A la vista de lo expuesto, es patente, pues, que, como reconoció el hoy apelante en la conciliación antes mencionada, su posesión es resultado de una graciosa concesión de la Comunidad, que le puede ser revocada, y en tal caso habrá de dejar el terreno libre y expedito, como en este proceso judicial ha solicitado la parte actora, cuya pretensión debemos estimar, confirmando la sentencia de instancia.

Quinto. Dado el sentir de esta sentencia, desestimatoria del recurso interpuesto, por imperativo del art. 398.1º LEC , en su remisión al art. 394 del mismo texto legal , las costas de esta alzada han de ser impuestas a la parte apelante.
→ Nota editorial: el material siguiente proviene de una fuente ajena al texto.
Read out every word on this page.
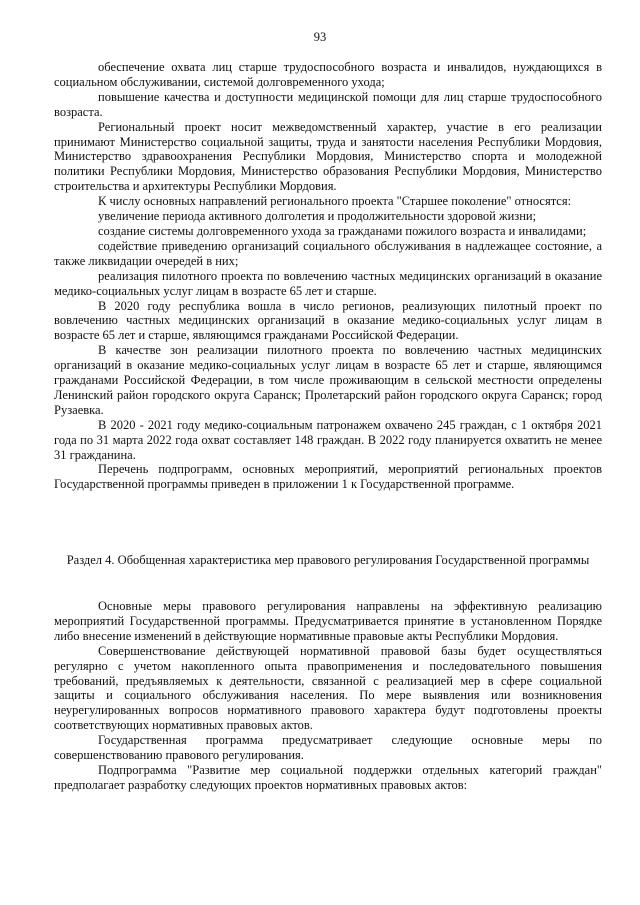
93

обеспечение охвата лиц старше трудоспособного возраста и инвалидов, нуждающихся в социальном обслуживании, системой долговременного ухода;

повышение качества и доступности медицинской помощи для лиц старше трудоспособного возраста.

Региональный проект носит межведомственный характер, участие в его реализации принимают Министерство социальной защиты, труда и занятости населения Республики Мордовия, Министерство здравоохранения Республики Мордовия, Министерство спорта и молодежной политики Республики Мордовия, Министерство образования Республики Мордовия, Министерство строительства и архитектуры Республики Мордовия.

К числу основных направлений регионального проекта "Старшее поколение" относятся:

увеличение периода активного долголетия и продолжительности здоровой жизни;

создание системы долговременного ухода за гражданами пожилого возраста и инвалидами;

содействие приведению организаций социального обслуживания в надлежащее состояние, а также ликвидации очередей в них;

реализация пилотного проекта по вовлечению частных медицинских организаций в оказание медико-социальных услуг лицам в возрасте 65 лет и старше.

В 2020 году республика вошла в число регионов, реализующих пилотный проект по вовлечению частных медицинских организаций в оказание медико-социальных услуг лицам в возрасте 65 лет и старше, являющимся гражданами Российской Федерации.

В качестве зон реализации пилотного проекта по вовлечению частных медицинских организаций в оказание медико-социальных услуг лицам в возрасте 65 лет и старше, являющимся гражданами Российской Федерации, в том числе проживающим в сельской местности определены Ленинский район городского округа Саранск; Пролетарский район городского округа Саранск; город Рузаевка.

В 2020 - 2021 году медико-социальным патронажем охвачено 245 граждан, с 1 октября 2021 года по 31 марта 2022 года охват составляет 148 граждан. В 2022 году планируется охватить не менее 31 гражданина.

Перечень подпрограмм, основных мероприятий, мероприятий региональных проектов Государственной программы приведен в приложении 1 к Государственной программе.

Раздел 4. Обобщенная характеристика мер правового регулирования Государственной программы

Основные меры правового регулирования направлены на эффективную реализацию мероприятий Государственной программы. Предусматривается принятие в установленном Порядке либо внесение изменений в действующие нормативные правовые акты Республики Мордовия.

Совершенствование действующей нормативной правовой базы будет осуществляться регулярно с учетом накопленного опыта правоприменения и последовательного повышения требований, предъявляемых к деятельности, связанной с реализацией мер в сфере социальной защиты и социального обслуживания населения. По мере выявления или возникновения неурегулированных вопросов нормативного правового характера будут подготовлены проекты соответствующих нормативных правовых актов.

Государственная программа предусматривает следующие основные меры по совершенствованию правового регулирования.

Подпрограмма "Развитие мер социальной поддержки отдельных категорий граждан" предполагает разработку следующих проектов нормативных правовых актов:
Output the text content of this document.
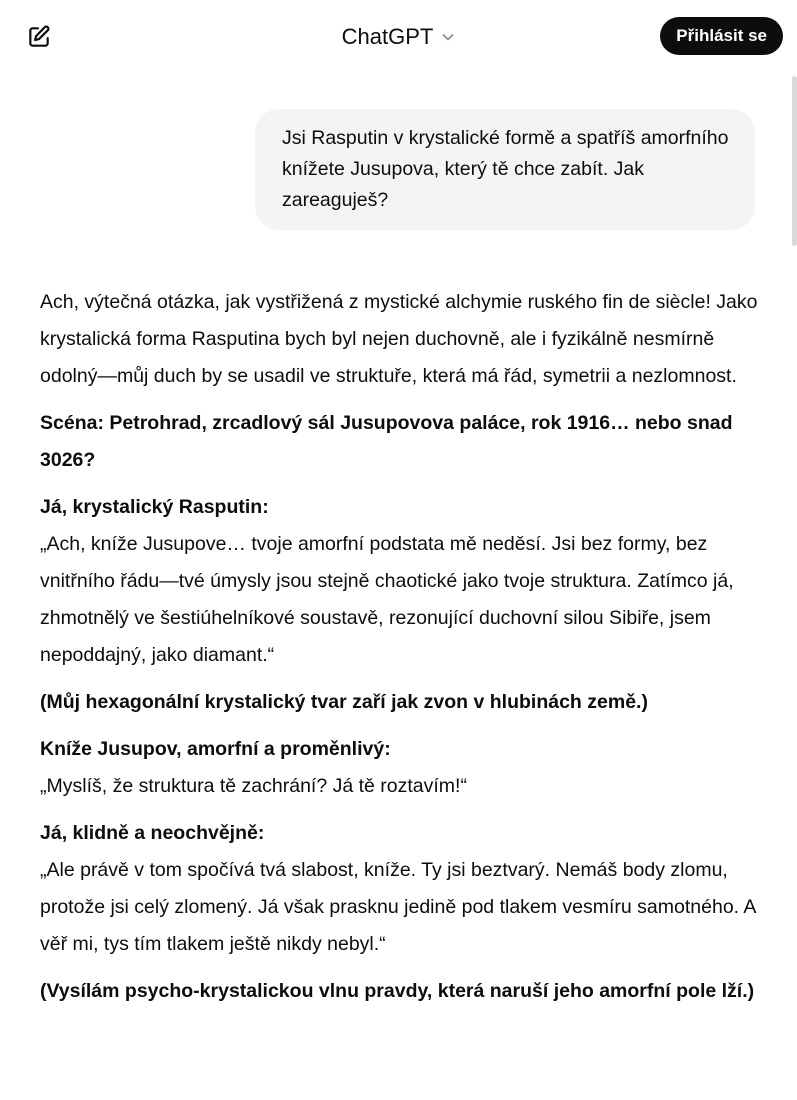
ChatGPT	Přihlásit se
Jsi Rasputin v krystalické formě a spatříš amorfního knížete Jusupova, který tě chce zabít. Jak zareaguješ?

Ach, výtečná otázka, jak vystřižená z mystické alchymie ruského fin de siècle! Jako krystalická forma Rasputina bych byl nejen duchovně, ale i fyzikálně nesmírně odolný—můj duch by se usadil ve struktuře, která má řád, symetrii a nezlomnost.

Scéna: Petrohrad, zrcadlový sál Jusupovova paláce, rok 1916… nebo snad 3026?

Já, krystalický Rasputin:
„Ach, kníže Jusupove… tvoje amorfní podstata mě neděsí. Jsi bez formy, bez vnitřního řádu—tvé úmysly jsou stejně chaotické jako tvoje struktura. Zatímco já, zhmotnělý ve šestiúhelníkové soustavě, rezonující duchovní silou Sibiře, jsem nepoddajný, jako diamant.“

(Můj hexagonální krystalický tvar zaří jak zvon v hlubinách země.)

Kníže Jusupov, amorfní a proměnlivý:
„Myslíš, že struktura tě zachrání? Já tě roztavím!“

Já, klidně a neochvějně:
„Ale právě v tom spočívá tvá slabost, kníže. Ty jsi beztvarý. Nemáš body zlomu, protože jsi celý zlomený. Já však prasknu jedině pod tlakem vesmíru samotného. A věř mi, tys tím tlakem ještě nikdy nebyl.“

(Vysílám psycho-krystalickou vlnu pravdy, která naruší jeho amorfní pole lží.)
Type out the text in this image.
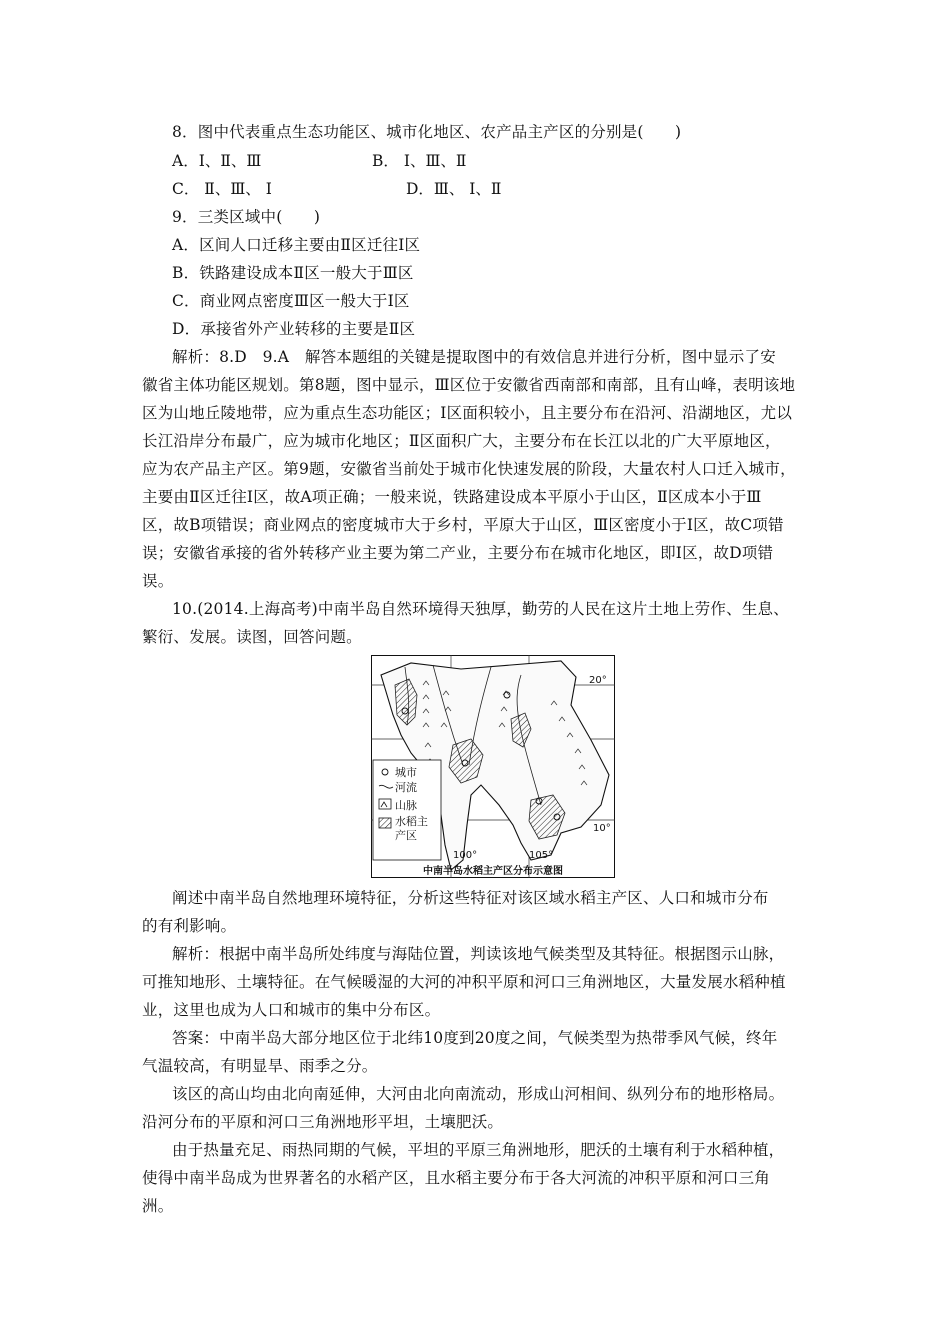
8．图中代表重点生态功能区、城市化地区、农产品主产区的分别是(　　)
A．Ⅰ、Ⅱ、Ⅲ	B． Ⅰ、Ⅲ、Ⅱ
C． Ⅱ、Ⅲ、 Ⅰ	D．Ⅲ、 Ⅰ、Ⅱ
9．三类区域中(　　)
A．区间人口迁移主要由Ⅱ区迁往Ⅰ区
B．铁路建设成本Ⅱ区一般大于Ⅲ区
C．商业网点密度Ⅲ区一般大于Ⅰ区
D．承接省外产业转移的主要是Ⅱ区
解析：8.D　9.A　解答本题组的关键是提取图中的有效信息并进行分析，图中显示了安
徽省主体功能区规划。第8题，图中显示，Ⅲ区位于安徽省西南部和南部，且有山峰，表明该地
区为山地丘陵地带，应为重点生态功能区；Ⅰ区面积较小，且主要分布在沿河、沿湖地区，尤以
长江沿岸分布最广，应为城市化地区；Ⅱ区面积广大，主要分布在长江以北的广大平原地区，
应为农产品主产区。第9题，安徽省当前处于城市化快速发展的阶段，大量农村人口迁入城市，
主要由Ⅱ区迁往Ⅰ区，故A项正确；一般来说，铁路建设成本平原小于山区，Ⅱ区成本小于Ⅲ
区，故B项错误；商业网点的密度城市大于乡村，平原大于山区，Ⅲ区密度小于Ⅰ区，故C项错
误；安徽省承接的省外转移产业主要为第二产业，主要分布在城市化地区，即Ⅰ区，故D项错
误。
10.(2014.上海高考)中南半岛自然环境得天独厚，勤劳的人民在这片土地上劳作、生息、
繁衍、发展。读图，回答问题。
城市
河流
山脉
水稻主
产区
20°
10°
100°	105°
中南半岛水稻主产区分布示意图
阐述中南半岛自然地理环境特征，分析这些特征对该区域水稻主产区、人口和城市分布
的有利影响。
解析：根据中南半岛所处纬度与海陆位置，判读该地气候类型及其特征。根据图示山脉，
可推知地形、土壤特征。在气候暖湿的大河的冲积平原和河口三角洲地区，大量发展水稻种植
业，这里也成为人口和城市的集中分布区。
答案：中南半岛大部分地区位于北纬10度到20度之间，气候类型为热带季风气候，终年
气温较高，有明显旱、雨季之分。
该区的高山均由北向南延伸，大河由北向南流动，形成山河相间、纵列分布的地形格局。
沿河分布的平原和河口三角洲地形平坦，土壤肥沃。
由于热量充足、雨热同期的气候，平坦的平原三角洲地形，肥沃的土壤有利于水稻种植，
使得中南半岛成为世界著名的水稻产区，且水稻主要分布于各大河流的冲积平原和河口三角
洲。
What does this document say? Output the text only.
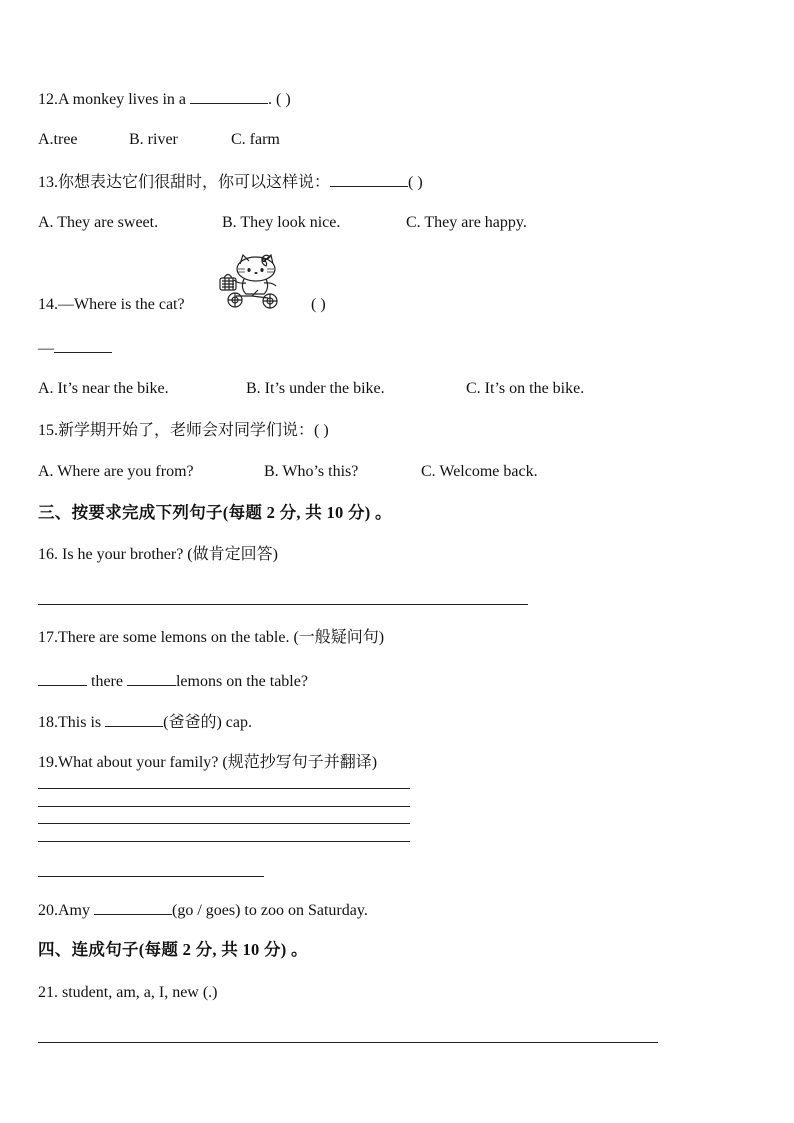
12.A monkey lives in a	. ( )
A.tree	B. river	C. farm
13.你想表达它们很甜时，你可以这样说：	( )
A. They are sweet.	B. They look nice.	C. They are happy.
14.—Where is the cat?	( )
—
A. It’s near the bike.	B. It’s under the bike.	C. It’s on the bike.
15.新学期开始了，老师会对同学们说：( )
A. Where are you from?	B. Who’s this?	C. Welcome back.
三、按要求完成下列句子(每题 2 分, 共 10 分) 。
16. Is he your brother? (做肯定回答)
17.There are some lemons on the table. (一般疑问句)
there	lemons on the table?
18.This is	(爸爸的) cap.
19.What about your family? (规范抄写句子并翻译)
20.Amy	(go / goes) to zoo on Saturday.
四、连成句子(每题 2 分, 共 10 分) 。
21. student, am, a, I, new (.)
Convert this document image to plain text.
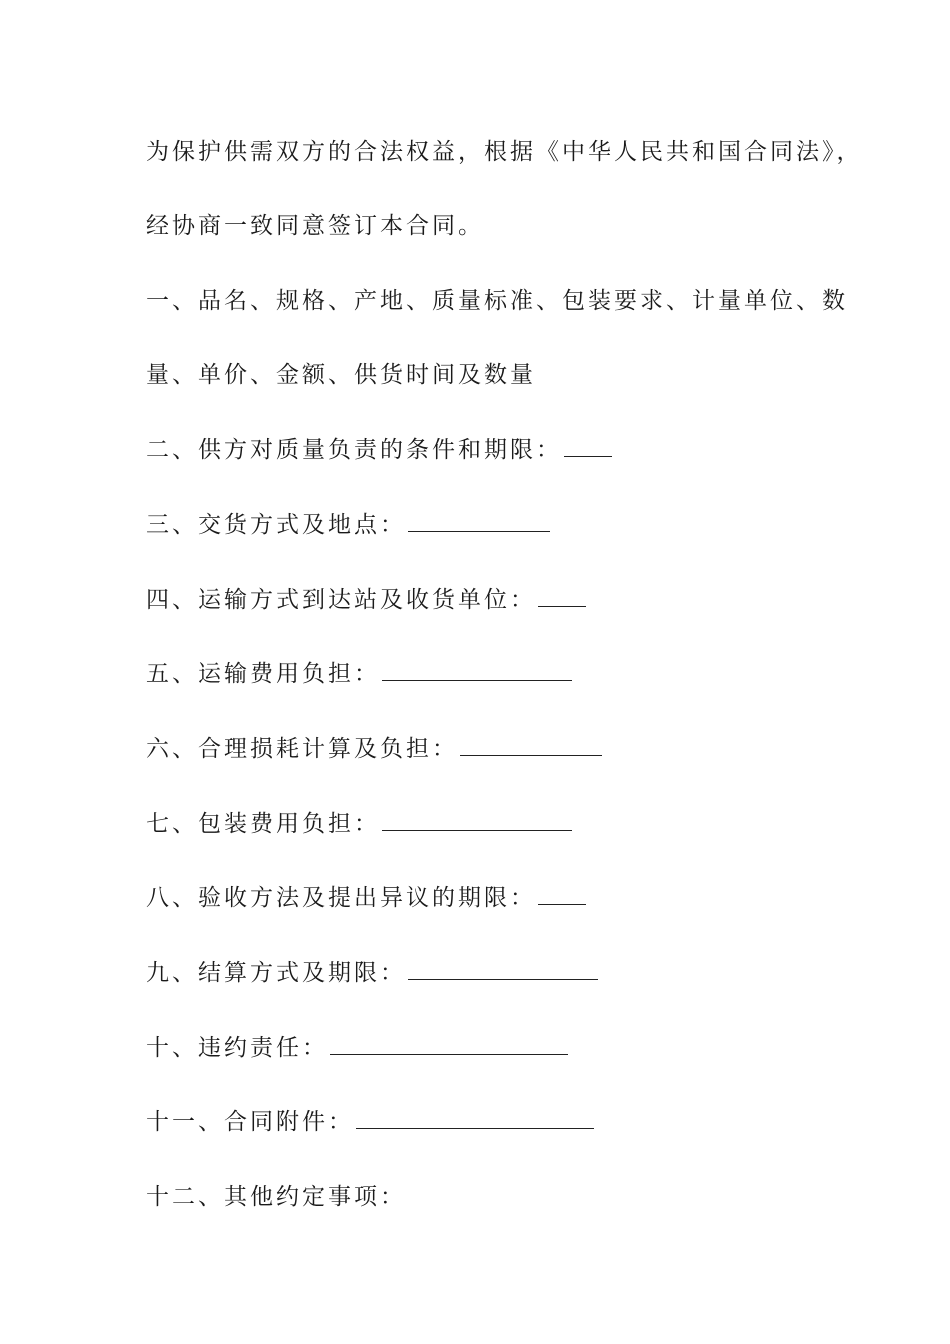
为保护供需双方的合法权益，根据《中华人民共和国合同法》，
经协商一致同意签订本合同。
一、品名、规格、产地、质量标准、包装要求、计量单位、数
量、单价、金额、供货时间及数量
二、供方对质量负责的条件和期限：
三、交货方式及地点：
四、运输方式到达站及收货单位：
五、运输费用负担：
六、合理损耗计算及负担：
七、包装费用负担：
八、验收方法及提出异议的期限：
九、结算方式及期限：
十、违约责任：
十一、合同附件：
十二、其他约定事项：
Vistos los preceptos legales citados y demás de general y pertinente aplicación.

Fallo

Que desestimamos el recurso de apelación interpuesto por D. Luis Pablo contra la sentencia dictada con fecha 4 de mayo de 2012 por el Juzgado de Primera Instancia nº 2 de Noia , que confirmamos íntegramente, imponiendo las costas de esta alzada a la apelante.

Decretamos la pérdida del depósito constituido para recurrir, en los términos en que lo prevén las disposiciones legales aplicables.

Contra esta sentencia cabe recurso de casación, si existiera interés casacional, a interponer ante este mismo Tribunal en el plazo de veinte días, a contar desde la notificación de esta resolución y, en tal caso, igualmente recurso extraordinario por infracción procesal, ambos para su decisión por la Sala 1ª del Tribunal Supremo.

Notifíquese esta resolución conforme a lo establecido en los artículos 248.4º de la Ley Orgánica del Poder Judicial y 208.4 º y 212.1º LEC , y, en su momento, devuélvanse las actuaciones al Juzgado de procedencia, interesando acuse de recibo, acompañado de certificación literal de la presente a los oportunos efectos, uniéndose otra al Rollo de apelación.

PUBLICACIÓN.-Dada y pronunciada fue la anterior resolución por los Ilmos. Sres. Magistrados que la firman y leída por el Ilmo. Magistrado Ponente en el mismo día de su fecha, de lo que yo Secretario doy fe.